Australia is largely a desert continent. Its freshwater fish fauna is dominated by marine derivatives, such as river eels, plotosid catfishes, rainbowfishes, barramundi, temperate basses, grunters, pygmy perches, gobies, and sleepers. Several Australian fishes show distinct adaptations to periodic drought. The endemic, monotypic Salamanderfish Lepidogalaxias salamandroides occurs commonly in southwestern Australian habitats that dry up during the annual summer drought. As waters recede, the fish burrows into bottom sediments and surrounds itself with a thick mucus coat (Berra & Allen 1989; Pusey 1990). Two major problems faced by estivating fishes are water loss and a concomitant build-up of toxic nitrogenous wastes such as urea, which normally must be transported away with waterwasting urine. Salamanderfish conserve water by absorbing it from the surrounding soil until soil moisture content approaches zero. They avoid the production of nitrogenous wastes in part by metabolizing lipids rather than proteins; the endpoint of lipid metabolism is carbon dioxide, not nitrogen compounds (Pusey 1989).
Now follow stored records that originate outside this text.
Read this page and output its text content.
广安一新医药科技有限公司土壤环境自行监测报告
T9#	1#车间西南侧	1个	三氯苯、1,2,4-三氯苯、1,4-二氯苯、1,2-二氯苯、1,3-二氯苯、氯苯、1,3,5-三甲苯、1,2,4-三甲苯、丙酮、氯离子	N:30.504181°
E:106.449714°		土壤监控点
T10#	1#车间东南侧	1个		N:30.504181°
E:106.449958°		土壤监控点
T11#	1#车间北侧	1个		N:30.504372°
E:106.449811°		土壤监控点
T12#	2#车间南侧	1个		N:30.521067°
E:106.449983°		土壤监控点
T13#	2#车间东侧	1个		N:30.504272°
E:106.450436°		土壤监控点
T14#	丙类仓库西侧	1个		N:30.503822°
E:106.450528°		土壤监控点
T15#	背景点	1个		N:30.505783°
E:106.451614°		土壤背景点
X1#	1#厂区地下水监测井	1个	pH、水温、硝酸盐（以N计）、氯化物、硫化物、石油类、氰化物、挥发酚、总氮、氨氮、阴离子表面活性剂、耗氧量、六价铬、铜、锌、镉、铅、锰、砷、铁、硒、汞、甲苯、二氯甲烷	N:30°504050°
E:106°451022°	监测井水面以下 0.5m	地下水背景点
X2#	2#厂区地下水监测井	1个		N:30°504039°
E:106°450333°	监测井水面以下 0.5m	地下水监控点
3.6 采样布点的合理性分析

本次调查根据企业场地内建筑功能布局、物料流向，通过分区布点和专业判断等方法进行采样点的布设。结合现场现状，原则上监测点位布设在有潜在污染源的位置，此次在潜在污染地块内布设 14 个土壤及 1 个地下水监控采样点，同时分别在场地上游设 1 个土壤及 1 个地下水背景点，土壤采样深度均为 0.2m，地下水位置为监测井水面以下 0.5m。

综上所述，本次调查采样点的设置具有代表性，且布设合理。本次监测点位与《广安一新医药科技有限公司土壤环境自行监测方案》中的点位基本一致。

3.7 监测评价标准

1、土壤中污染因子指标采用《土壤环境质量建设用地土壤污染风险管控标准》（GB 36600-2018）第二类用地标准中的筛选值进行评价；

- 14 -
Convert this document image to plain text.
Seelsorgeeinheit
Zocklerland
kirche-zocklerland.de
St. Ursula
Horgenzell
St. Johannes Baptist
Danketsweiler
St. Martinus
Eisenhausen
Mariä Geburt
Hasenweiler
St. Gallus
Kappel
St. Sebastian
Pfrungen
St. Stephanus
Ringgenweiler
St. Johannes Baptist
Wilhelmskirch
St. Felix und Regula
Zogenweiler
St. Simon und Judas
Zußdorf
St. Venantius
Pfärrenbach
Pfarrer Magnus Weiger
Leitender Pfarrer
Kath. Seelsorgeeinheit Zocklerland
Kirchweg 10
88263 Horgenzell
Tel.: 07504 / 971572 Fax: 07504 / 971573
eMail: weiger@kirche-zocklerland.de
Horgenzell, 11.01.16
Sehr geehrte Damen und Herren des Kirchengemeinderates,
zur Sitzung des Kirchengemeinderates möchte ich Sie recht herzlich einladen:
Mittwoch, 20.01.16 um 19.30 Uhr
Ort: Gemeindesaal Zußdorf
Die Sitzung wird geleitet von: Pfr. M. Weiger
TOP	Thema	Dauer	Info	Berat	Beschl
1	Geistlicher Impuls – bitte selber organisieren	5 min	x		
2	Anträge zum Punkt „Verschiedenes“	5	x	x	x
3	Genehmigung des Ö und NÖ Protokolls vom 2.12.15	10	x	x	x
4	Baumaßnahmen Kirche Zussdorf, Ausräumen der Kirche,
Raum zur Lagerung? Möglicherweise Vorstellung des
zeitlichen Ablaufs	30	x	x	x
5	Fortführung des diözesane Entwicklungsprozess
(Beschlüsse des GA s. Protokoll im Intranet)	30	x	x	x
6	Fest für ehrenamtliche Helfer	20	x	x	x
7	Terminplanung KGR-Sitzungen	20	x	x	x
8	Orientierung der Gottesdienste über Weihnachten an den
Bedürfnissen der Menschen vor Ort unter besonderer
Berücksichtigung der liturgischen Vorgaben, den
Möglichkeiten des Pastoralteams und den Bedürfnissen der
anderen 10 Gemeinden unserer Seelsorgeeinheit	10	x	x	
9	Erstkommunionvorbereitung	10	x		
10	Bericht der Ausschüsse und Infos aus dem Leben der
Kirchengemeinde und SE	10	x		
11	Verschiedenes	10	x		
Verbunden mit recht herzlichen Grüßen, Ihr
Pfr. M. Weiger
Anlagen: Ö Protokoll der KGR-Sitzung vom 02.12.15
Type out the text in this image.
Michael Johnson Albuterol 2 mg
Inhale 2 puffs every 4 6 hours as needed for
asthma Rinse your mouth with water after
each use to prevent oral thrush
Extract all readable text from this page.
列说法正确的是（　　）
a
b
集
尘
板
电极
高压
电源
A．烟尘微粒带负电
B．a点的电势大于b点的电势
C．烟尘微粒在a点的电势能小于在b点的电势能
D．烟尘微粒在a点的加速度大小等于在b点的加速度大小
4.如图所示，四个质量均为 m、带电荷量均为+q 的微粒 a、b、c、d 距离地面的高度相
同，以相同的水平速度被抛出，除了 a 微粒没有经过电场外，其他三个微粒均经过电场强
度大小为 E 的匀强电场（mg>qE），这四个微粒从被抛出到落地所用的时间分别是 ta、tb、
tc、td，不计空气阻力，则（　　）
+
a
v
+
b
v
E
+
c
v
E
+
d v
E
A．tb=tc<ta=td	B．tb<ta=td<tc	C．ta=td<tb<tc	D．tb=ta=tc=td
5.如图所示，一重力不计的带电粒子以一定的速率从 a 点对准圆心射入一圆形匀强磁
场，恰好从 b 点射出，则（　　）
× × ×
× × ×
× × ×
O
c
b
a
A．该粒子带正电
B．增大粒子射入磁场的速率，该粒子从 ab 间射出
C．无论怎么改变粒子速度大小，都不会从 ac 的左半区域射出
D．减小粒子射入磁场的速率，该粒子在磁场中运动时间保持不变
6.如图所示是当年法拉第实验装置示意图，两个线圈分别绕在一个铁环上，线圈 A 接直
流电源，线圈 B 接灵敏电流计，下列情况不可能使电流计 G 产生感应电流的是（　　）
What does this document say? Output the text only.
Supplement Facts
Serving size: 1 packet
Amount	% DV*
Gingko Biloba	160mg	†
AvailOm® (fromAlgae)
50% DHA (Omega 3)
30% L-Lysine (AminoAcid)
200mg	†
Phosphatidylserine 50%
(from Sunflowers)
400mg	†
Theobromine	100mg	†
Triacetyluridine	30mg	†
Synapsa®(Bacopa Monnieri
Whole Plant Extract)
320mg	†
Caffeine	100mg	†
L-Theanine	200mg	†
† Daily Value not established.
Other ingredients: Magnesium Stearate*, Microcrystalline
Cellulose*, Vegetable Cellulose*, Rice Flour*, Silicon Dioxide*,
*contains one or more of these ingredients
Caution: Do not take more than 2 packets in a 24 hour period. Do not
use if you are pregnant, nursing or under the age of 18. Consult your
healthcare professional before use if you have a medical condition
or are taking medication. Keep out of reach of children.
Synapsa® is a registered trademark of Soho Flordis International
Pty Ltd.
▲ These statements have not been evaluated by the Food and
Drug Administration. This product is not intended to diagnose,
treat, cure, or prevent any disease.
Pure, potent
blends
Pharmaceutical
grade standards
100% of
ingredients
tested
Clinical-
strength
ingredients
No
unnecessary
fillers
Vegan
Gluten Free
Several species in the related family Galaxiidae in Australia and New Zealand occur in similar temporary habitats and may also estivate during dry periods. Some gobies and hardyhead silversides that live in desert springs in central Australia are exceptionally tolerant to high temperatures, high salinities, and low dissolved oxygen. The Desert Goby, Chlamydogobius eremius, typifi es desert-adapted species in its ability to survive an extreme range of conditions, including ionic concentrations ranging from distilled water to water more saline than sea water, temperatures between 5 and 40°C, and oxygen concentrations below 1 ppm. To avoid lethal conditions in thermal springs or high summer temperatures, it seeks cooler vertical or lateral portions of springs, buries itself in cooler silt, and even emerges from the water to capitalize on evaporative cooling and aerial respiration (Glover 1982).